Required pre-award checks: verify the subrecipient has an active registration in SAM.gov (sam.gov) — Federal awards cannot go to entities whose SAM registration has lapsed; check debarment and suspension status in SAM.gov (excluded parties list); obtain the subrecipient's most recent Single Audit report if they are subject to the requirement; and document your risk assessment in writing.
For higher-risk subrecipients — those with prior audit findings, financial management weaknesses, or limited experience with federal awards — consider requiring more frequent reporting, requesting bank statements or transaction-level expenditure reports, or conducting an on-site visit before or early in the subaward period.
GrantMetric Analysis
- The pass-through entity is financially on the hook when a subrecipient can't repay disallowed costs. This is the scenario organizations consistently underestimate. If a subrecipient mischarges $80,000 to a subaward and then cannot repay those funds — because the organization has closed, because their assets are inadequate, or because the recovery process takes years — the federal awarding agency will demand repayment from the pass-through entity. The pass-through entity's recourse is to sue the subrecipient. That process is time-consuming, expensive, and frequently unsuccessful against a defunct nonprofit. The practical protection: your subaward agreement should require the subrecipient to carry fidelity bonding (theft protection) for employees handling federal funds, require appropriate insurance, and include a clear repayment clause for any costs disallowed as a result of the subrecipient's performance. These provisions don't eliminate the liability, but they substantially improve recovery odds.
- Single Audit findings at a subrecipient are a pass-through entity problem, not just a subrecipient problem. When a subrecipient's Single Audit identifies a material weakness or significant deficiency in the administration of your subaward, the federal awarding agency considers that a compliance failure of the pass-through entity as well. The finding will often appear in the pass-through entity's own audit report as a monitoring weakness. What auditors look for: did the pass-through entity know about the subrecipient's prior findings when it made the award? Did the pass-through entity have a monitoring plan in place?
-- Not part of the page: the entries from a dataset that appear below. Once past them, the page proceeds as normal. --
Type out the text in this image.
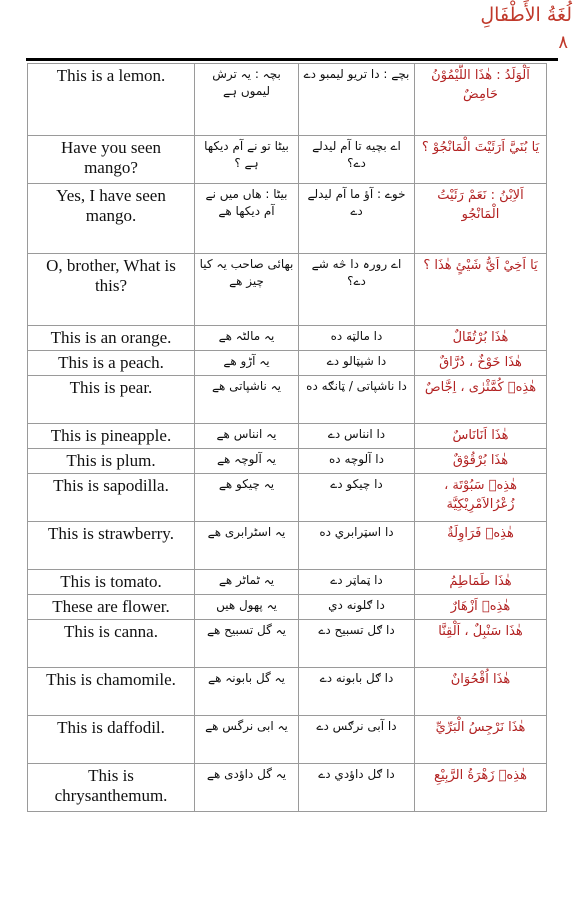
لُغَةُ الأَطْفَالِ
٨
This is a lemon.	بچہ : یہ ترش لیموں ہے	بچے : دا تریو لیمبو دے	اَلْوَلَدُ : هٰذَا اللَّيْمُوْنُ حَامِضٌ
Have you seen mango?	بیٹا تو نے آم دیکھا ہے ؟	اے بچیه تا آم لیدلے دے؟	يَا بُنَيَّ اَرَئَيْتَ الْمَانْجُوْ ؟
Yes, I have seen mango.	بیٹا : ھاں میں نے آم دیکھا ھے	خوے : آؤ ما آم لیدلے دے	اَلاِبْنُ : نَعَمْ رَئَيْتُ الْمَانْجُو
O, brother, What is this?	بھائی صاحب یہ کیا چیز ھے	اے رورہ دا څه شے دے؟	يَا اَخِيْ اَيُّ شَيْئٍ هٰذَا ؟
This is an orange.	یہ مالٹہ ھے	دا مالټه ده	هٰذَا بُرْتُقَالٌ
This is a peach.	یہ آڑو ھے	دا شپټالو دے	هٰذَا خَوْخٌ ، دُرَّاقٌ
This is pear.	یہ ناشپاتی ھے	دا ناشپاتی / ټانګه ده	هٰذِهٖ كُمَّثْرٰى ، اِجَّاصٌ
This is pineapple.	یہ انناس ھے	دا انناس دے	هٰذَا اَنَانَاسٌ
This is plum.	یہ آلوچہ ھے	دا آلوچه ده	هٰذَا بُرْقُوْقٌ
This is sapodilla.	یہ چیکو ھے	دا چیکو دے	هٰذِهٖ سَبُوْتَة ، زُعْرُالاَمْرِيْكِيَّة
This is strawberry.	یہ اسٹرابری ھے	دا اسټرابري ده	هٰذِهٖ فَرَاوِلَةٌ
This is tomato.	یہ ٹماٹر ھے	دا ټماټر دے	هٰذَا طَمَاطِمُ
These are flower.	یہ پھول ھیں	دا ګلونه دي	هٰذِهٖ اَزْهَارٌ
This is canna.	یہ گل تسبیح ھے	دا ګل تسبیح دے	هٰذَا سَنْبِلٌ ، اَلْقِنَّا
This is chamomile.	یہ گل بابونہ ھے	دا ګل بابونه دے	هٰذَا اُقْحُوَانٌ
This is daffodil.	یہ ابی نرگس ھے	دا آبی نرګس دے	هٰذَا نَرْجِسُ الْبَرِّيِّ
This is chrysanthemum.	یہ گل داؤدی ھے	دا ګل داؤدي دے	هٰذِهٖ زَهْرَةُ الرَّبِيْعِ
Did the pass-through entity require the subrecipient to implement corrective actions? Pass-through entities that can demonstrate an active monitoring relationship with documented follow-up — even when a subrecipient finding does occur — are treated very differently from those who simply passed the money and moved on.
Ongoing Monitoring: What "Adequate" Looks Like
2 CFR 200.332(d) requires pass-through entities to monitor subrecipient activities during the period of performance to provide reasonable assurance that the subrecipient administers the federal award in compliance with laws, regulations, and award terms. The activities that satisfy this requirement depend on risk level, but the standard approach includes: reviewing financial and progress reports submitted by the subrecipient; following up on deficiencies identified in reports; verifying the subrecipient has met audit requirements; and conducting on-site reviews or visits when warranted by risk assessment.
Document every monitoring activity. A monitoring visit with no written report, or a progress report reviewed but not filed, leaves you unable to demonstrate monitoring occurred. Effective monitoring documentation includes: date and type of monitoring activity performed; who conducted it; what was reviewed; what (if anything) was found; and what follow-up was required and by when.